A lot of people have been wondering what BBE is all about, especially those that are not into business.
What exactly is BBE? Black economic empowerment (BEE) is an integration programme launched by the government to reconcile South Africans and redress the inequalities of Apartheid.
This initiative seeks to offer Africans, that is blacks, Asians, and coloureds citizens of South Africa, equal opportunities accorded to whites as affirmative action.
However, Broad-based black economic empowerment (BBBEE) is accountable for the execution of BEE as it provides the legal legislative framework for its implementation.
In this article we’ll be putting you through everything you need to know and how it works:
To be BEE complaint depends on the score and procurement recognition you get as a business. 100% owned black EME are level 1 compliant which translates to 135% procurement recognition. What this means is that with an annual turnover of between R10 million and R50 million, you are categorized as a Qualifying Small Enterprise(QSE). Check out the following levels and their explained procurement qualifications. They explain the BEE contribution level, the scorecard points, and procurement recognition percentage.
- Level 1 – 100 points and above – 135% procurement
- Level 2 – 85 to 99.99 points – 125% procurement
- Level 3 – 75 to 84.99 points – 110% procurement
- Level 4 – 65 to 74.99 points – 100% procurement. This level s considered to be BEE fully compliant.
- Level 5 – 55 to 64.99 – 80% procurement
- Level 6 – 45 to 54.99 – 60% procurement
- Level 7 – 40 to 44.99 – 50% procurement
- Level 8 – 30 to 39.99 – 10% procurement
- You are Non-compliant if the points are below 30 and as such no procurement recognition is availed to such.
What is the BEE scorecard and how does it work?
The BEE scorecard is an important element in any business in South Africa. Business owners are advised to understand the scoring for their own good. This is because the higher your BEE score, the higher the chances of your business gaining from different opportunities. As already described above, the scores are given based on different weighted elements.
Apart from ownership, other areas that are looked into include management, employment equity, skills development, enterprise development, preferential procurement, and socio-economic development. The new BBBEE level came into existence in 2013. Although there are slight variations, the basics remain the same. For instance, BBBEE level 1 contributor must have attained 100 points on the generic scorecard to attain a recognition level of 135%.
What are the benefits of BEE certification?
With an emphasis on scoring higher in BEE, one may wonder what the true gains really are. One thing is clear though, businesses stand to benefit in various ways including:
- You will be able to offer services to government and large corporates if you have a higher BEE score as an incentive
- It comes with favourable tax gains
- You stand to get more business
How does it work for different sized companies?

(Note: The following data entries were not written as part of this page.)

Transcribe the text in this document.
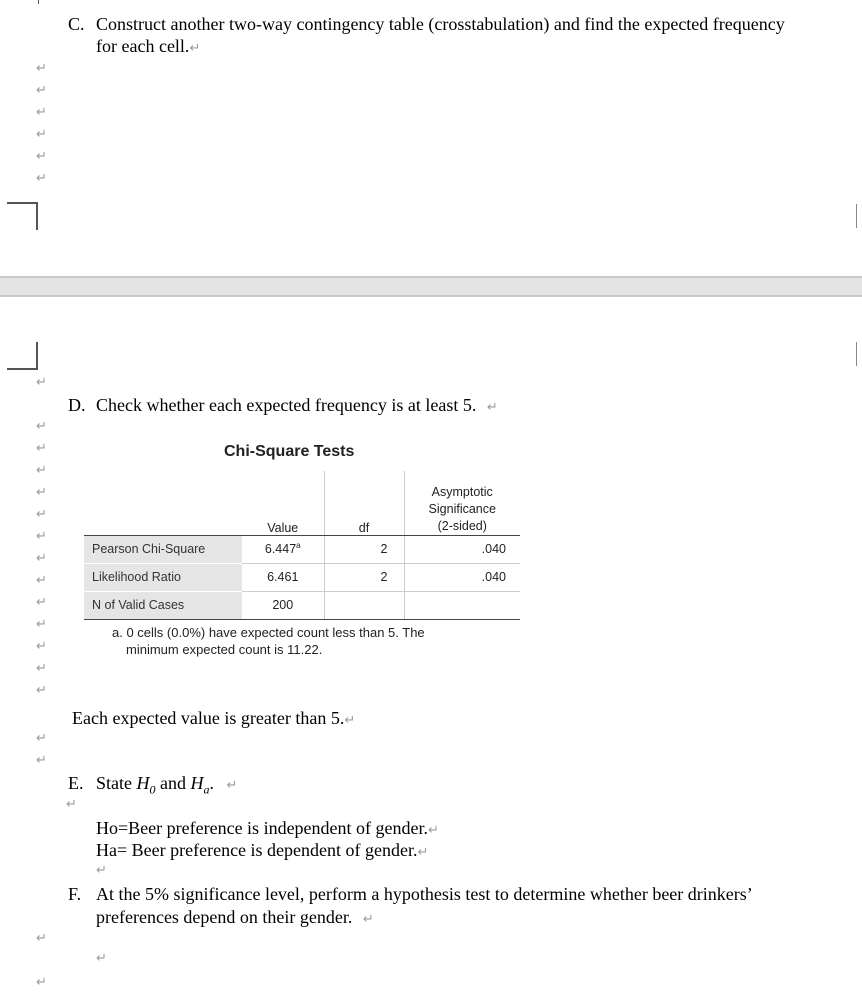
C. Construct another two-way contingency table (crosstabulation) and find the expected frequency
for each cell.↵
↵
↵
↵
↵
↵
↵
↵
↵
↵
↵
↵
↵
↵
↵
↵
↵
↵
↵
↵
↵
↵
↵
↵
↵
D. Check whether each expected frequency is at least 5. ↵
Chi-Square Tests
	Value	df	Asymptotic
Significance
(2-sided)

Pearson Chi-Square	6.447$^a$	2	.040
Likelihood Ratio	6.461	2	.040
N of Valid Cases	200		
a. 0 cells (0.0%) have expected count less than 5. The
minimum expected count is 11.22.
Each expected value is greater than 5.↵
E. State $H_0$ and $H_a$. ↵
↵
Ho=Beer preference is independent of gender.↵
Ha= Beer preference is dependent of gender.↵
↵
F. At the 5% significance level, perform a hypothesis test to determine whether beer drinkers’
preferences depend on their gender. ↵
↵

While generally all companies are advised to consider the BEE scores, the application differs depending on the size of the company in question. As of now, large companies and the government need to support small businesses that are BEE compliant by choosing their services over other companies. In case you have the certification, the companies that buy from you can also claim their own BEE points by virtue of being your customers. This act applies to 3 different sized companies as described below:
- Exempted Micro Enterprises (EMEs)
This category refers to a business whose annual turnover is below R10 million. These companies are exempted from the scoring and area warded an automatic 100% compliance without factoring any other elements. It could increase to 135% if there is black ownership.
- Qualifying Small Enterprises (QSEs)
Before, these companies hose annual turnover is between R10 to R50 million only had to comply with some of the elements. However, with the new revised BBBEE, they must meet all 5 elements on the scorecard and points.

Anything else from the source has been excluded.